8x 372GB SLCSSDs including 1 hot spare
11x 560GB 15K disks including 1 hot spare
7x 2.73TB 7K disks including 1 hot spare
mtanen
118 Posts
0
May 22nd, 2014 14:00
When you make a replay you are making all of the blocks or changed blocks of the volume read only (depending on whether its the first or subsequent replay). The replay is still the data that is being served when a read request comes in for a block and therefore follows the normal aging rules for data progression. If a block is changed (a change to a block is made) and then a replay is taken - the original block is no longer used to answer a read request and it moves to the lowest tier immediately.
I am looking to see if the "day in the life of a page" presentation from DEF/DUF is available publically for distribution. It provides a powerpoint that explains this in infinite detail. (including the normal rules).
I would recommend that you work with Copilot to eliminate RAID10 from your Tier3 - there are some caveats you will need to consider, but it will return a BUNCH of Tier 3 storage to you.
Steve Kneuper
4 Posts
0
May 22nd, 2014 15:00
Michael has given you good advice... I'm not sure how tight you are on space, but perhaps you should aim for raid-10 on your SLCSSD disks, and a mix of raid-10 and raid-5 on your tier 2, and there is little reason to be doing raid-10 on your Tier-3; it should be catching the inactive blocks waterfalling out of Tier-2. --steve
mtanen
118 Posts
0
May 22nd, 2014 17:00
Ok - so as I read this - your Tier 2 is not out of space - space is simply allocated into the RAID5-9 extent and that is leaving no space for the RAID10 extent to grow. You can get Copilot to get that extent to prune to provide you a little short term relief.
Honestly - I am a little confused about the configuration of the system as a whole. Depending on when you bought it, the budget, and the source - I would normally see a system like this entirely Flash. The reason is that at 14TB of space I can cover more IOPs and deliver more value with 12 MLC 1.6TB drives and 6 400GB SLC drives.

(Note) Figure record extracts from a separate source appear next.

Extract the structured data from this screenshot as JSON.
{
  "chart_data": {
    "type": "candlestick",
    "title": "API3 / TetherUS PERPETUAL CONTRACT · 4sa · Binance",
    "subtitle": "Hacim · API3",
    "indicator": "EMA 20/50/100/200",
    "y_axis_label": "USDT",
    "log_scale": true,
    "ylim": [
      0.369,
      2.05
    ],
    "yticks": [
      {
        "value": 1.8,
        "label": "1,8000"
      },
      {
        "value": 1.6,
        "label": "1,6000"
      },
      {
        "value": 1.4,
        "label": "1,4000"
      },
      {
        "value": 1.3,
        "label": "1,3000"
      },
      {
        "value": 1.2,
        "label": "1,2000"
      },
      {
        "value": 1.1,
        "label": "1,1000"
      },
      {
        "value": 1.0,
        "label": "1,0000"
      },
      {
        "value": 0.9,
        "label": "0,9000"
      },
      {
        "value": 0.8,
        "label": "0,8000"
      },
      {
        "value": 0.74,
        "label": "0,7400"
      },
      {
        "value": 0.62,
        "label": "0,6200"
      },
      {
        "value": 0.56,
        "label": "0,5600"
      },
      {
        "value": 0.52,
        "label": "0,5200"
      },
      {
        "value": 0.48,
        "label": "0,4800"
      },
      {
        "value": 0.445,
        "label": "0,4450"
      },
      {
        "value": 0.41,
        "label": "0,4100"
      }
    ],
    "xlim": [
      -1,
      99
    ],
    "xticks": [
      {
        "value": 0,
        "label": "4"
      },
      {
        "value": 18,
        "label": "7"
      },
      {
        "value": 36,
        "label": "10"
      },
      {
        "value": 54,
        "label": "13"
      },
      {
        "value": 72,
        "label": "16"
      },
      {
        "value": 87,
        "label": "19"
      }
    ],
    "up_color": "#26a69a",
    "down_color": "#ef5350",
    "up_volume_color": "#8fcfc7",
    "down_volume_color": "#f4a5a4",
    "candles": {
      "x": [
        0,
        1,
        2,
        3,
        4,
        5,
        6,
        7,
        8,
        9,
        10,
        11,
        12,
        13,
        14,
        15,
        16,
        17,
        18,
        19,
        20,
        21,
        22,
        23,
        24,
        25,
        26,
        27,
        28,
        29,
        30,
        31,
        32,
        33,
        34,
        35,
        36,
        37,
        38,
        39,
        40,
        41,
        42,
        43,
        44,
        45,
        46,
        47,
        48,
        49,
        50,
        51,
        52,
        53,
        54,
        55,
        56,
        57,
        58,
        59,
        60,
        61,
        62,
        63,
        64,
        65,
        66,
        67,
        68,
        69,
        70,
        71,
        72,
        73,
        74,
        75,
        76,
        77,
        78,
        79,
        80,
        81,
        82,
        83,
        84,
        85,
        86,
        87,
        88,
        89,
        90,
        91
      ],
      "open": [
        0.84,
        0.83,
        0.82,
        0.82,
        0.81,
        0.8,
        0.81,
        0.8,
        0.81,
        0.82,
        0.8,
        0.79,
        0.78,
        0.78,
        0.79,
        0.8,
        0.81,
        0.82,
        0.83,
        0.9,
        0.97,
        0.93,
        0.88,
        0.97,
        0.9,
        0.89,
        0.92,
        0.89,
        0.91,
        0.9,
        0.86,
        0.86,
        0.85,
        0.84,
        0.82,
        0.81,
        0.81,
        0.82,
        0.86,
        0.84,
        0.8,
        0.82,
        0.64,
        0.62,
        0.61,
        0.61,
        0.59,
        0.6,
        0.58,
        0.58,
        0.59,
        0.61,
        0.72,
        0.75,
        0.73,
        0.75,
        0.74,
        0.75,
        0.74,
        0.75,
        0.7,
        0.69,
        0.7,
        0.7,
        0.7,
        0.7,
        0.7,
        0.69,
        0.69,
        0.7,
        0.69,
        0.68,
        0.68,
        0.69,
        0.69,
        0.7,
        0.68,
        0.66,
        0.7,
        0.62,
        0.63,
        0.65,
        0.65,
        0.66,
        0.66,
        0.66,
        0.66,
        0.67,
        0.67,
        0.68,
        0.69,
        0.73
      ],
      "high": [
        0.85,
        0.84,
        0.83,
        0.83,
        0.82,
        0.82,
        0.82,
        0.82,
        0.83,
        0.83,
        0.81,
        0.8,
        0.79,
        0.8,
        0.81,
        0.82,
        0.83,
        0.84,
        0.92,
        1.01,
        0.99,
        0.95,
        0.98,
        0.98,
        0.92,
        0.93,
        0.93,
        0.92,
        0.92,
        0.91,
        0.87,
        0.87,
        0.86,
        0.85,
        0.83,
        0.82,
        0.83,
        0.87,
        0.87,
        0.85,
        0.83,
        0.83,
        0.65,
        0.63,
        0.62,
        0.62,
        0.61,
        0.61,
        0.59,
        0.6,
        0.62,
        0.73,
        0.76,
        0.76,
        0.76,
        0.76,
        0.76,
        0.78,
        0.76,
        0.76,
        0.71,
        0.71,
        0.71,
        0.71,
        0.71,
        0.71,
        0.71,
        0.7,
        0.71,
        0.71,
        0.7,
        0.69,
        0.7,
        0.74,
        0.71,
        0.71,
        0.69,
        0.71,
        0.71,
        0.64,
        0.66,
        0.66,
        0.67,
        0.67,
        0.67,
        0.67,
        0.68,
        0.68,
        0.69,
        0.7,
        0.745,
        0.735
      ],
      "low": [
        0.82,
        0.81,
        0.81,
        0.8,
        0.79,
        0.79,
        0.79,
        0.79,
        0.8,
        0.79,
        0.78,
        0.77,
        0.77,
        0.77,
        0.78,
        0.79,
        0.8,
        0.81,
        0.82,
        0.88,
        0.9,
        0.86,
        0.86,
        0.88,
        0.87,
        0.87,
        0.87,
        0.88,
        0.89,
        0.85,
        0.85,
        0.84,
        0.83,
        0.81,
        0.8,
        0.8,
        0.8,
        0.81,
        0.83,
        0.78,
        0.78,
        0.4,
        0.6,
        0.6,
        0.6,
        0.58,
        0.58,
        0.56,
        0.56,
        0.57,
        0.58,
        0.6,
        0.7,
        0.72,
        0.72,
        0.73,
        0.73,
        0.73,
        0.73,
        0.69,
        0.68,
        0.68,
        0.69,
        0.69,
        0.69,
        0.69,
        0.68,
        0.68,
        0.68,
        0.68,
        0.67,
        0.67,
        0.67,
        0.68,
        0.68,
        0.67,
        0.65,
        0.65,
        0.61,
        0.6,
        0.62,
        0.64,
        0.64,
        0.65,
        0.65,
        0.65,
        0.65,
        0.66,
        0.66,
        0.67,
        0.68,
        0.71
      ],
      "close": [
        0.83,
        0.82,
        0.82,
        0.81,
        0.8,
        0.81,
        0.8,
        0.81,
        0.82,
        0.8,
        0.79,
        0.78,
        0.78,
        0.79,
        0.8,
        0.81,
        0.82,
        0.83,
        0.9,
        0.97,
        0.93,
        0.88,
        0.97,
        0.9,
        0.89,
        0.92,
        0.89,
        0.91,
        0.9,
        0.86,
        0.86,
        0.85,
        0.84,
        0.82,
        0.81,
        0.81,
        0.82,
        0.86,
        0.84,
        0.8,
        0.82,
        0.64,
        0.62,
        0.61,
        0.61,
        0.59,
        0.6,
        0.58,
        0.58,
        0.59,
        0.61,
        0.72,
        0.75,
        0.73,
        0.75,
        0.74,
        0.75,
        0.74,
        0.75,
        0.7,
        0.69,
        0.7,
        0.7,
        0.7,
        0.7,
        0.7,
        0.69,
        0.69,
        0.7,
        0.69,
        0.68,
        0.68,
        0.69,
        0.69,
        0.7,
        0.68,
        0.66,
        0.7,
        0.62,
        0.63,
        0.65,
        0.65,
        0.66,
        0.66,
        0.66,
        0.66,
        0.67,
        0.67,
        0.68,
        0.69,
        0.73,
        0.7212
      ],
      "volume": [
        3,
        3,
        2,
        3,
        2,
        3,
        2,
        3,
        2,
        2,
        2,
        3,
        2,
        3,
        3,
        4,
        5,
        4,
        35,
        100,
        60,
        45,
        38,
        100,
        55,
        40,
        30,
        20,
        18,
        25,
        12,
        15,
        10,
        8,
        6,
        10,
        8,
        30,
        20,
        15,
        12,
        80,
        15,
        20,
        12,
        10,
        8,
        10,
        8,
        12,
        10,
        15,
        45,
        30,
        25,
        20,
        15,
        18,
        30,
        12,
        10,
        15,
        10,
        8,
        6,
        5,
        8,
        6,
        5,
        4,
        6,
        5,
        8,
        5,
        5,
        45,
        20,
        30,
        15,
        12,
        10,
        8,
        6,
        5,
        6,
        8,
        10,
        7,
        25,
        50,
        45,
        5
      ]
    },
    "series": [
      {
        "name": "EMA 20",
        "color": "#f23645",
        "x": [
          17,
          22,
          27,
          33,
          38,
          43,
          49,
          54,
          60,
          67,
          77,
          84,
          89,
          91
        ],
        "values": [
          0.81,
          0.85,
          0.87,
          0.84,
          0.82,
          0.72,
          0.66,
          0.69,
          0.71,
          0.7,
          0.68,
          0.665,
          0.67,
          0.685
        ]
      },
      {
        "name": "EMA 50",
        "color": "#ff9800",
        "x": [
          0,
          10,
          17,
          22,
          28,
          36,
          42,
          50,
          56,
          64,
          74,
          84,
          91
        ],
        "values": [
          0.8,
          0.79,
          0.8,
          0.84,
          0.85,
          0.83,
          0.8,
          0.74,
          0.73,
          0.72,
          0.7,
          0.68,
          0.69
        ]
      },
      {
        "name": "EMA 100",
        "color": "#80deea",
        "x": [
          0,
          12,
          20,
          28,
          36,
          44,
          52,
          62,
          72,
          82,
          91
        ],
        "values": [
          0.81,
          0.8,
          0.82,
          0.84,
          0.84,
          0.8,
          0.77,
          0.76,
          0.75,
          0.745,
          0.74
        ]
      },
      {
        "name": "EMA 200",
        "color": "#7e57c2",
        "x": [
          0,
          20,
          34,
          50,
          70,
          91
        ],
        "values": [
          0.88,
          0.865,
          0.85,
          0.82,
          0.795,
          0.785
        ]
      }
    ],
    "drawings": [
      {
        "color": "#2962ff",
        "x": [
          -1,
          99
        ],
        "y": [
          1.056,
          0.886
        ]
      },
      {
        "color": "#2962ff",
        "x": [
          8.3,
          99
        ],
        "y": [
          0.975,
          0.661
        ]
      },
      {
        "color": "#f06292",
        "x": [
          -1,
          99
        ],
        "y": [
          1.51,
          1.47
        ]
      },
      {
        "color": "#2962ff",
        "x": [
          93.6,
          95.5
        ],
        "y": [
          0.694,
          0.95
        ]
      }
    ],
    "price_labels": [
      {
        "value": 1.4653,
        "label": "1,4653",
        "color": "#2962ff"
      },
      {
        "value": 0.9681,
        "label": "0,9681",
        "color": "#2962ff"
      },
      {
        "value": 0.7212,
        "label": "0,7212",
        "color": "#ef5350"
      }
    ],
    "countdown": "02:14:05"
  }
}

As you stand now I am a little concerned about your I/O needs for the applications. Your tier 1 is effectively delivering 40K IOPS, your Tier 2 is delivering 1760 IOPS, and your Tier 3 is bringing 420.
I would expect performance problems in those lower tiers with multiple workloads hitting them.
mtanen
118 Posts
0
August 4th, 2015 19:00
When something like a backup or anti-virus does it scans by using a flag like the archive bit, this causes alot of change because setting even one bit means the block has to rewrite. This overhead will then get stored in your replays and bloat them. You should be sure to disable this type of function in anything scanning the block system. Also - you should not be running defrags for similar reason on any sort of regular basis. I have seen instances where a defrag now and then will fix OS level index problems, but it does not really help on a SC backend.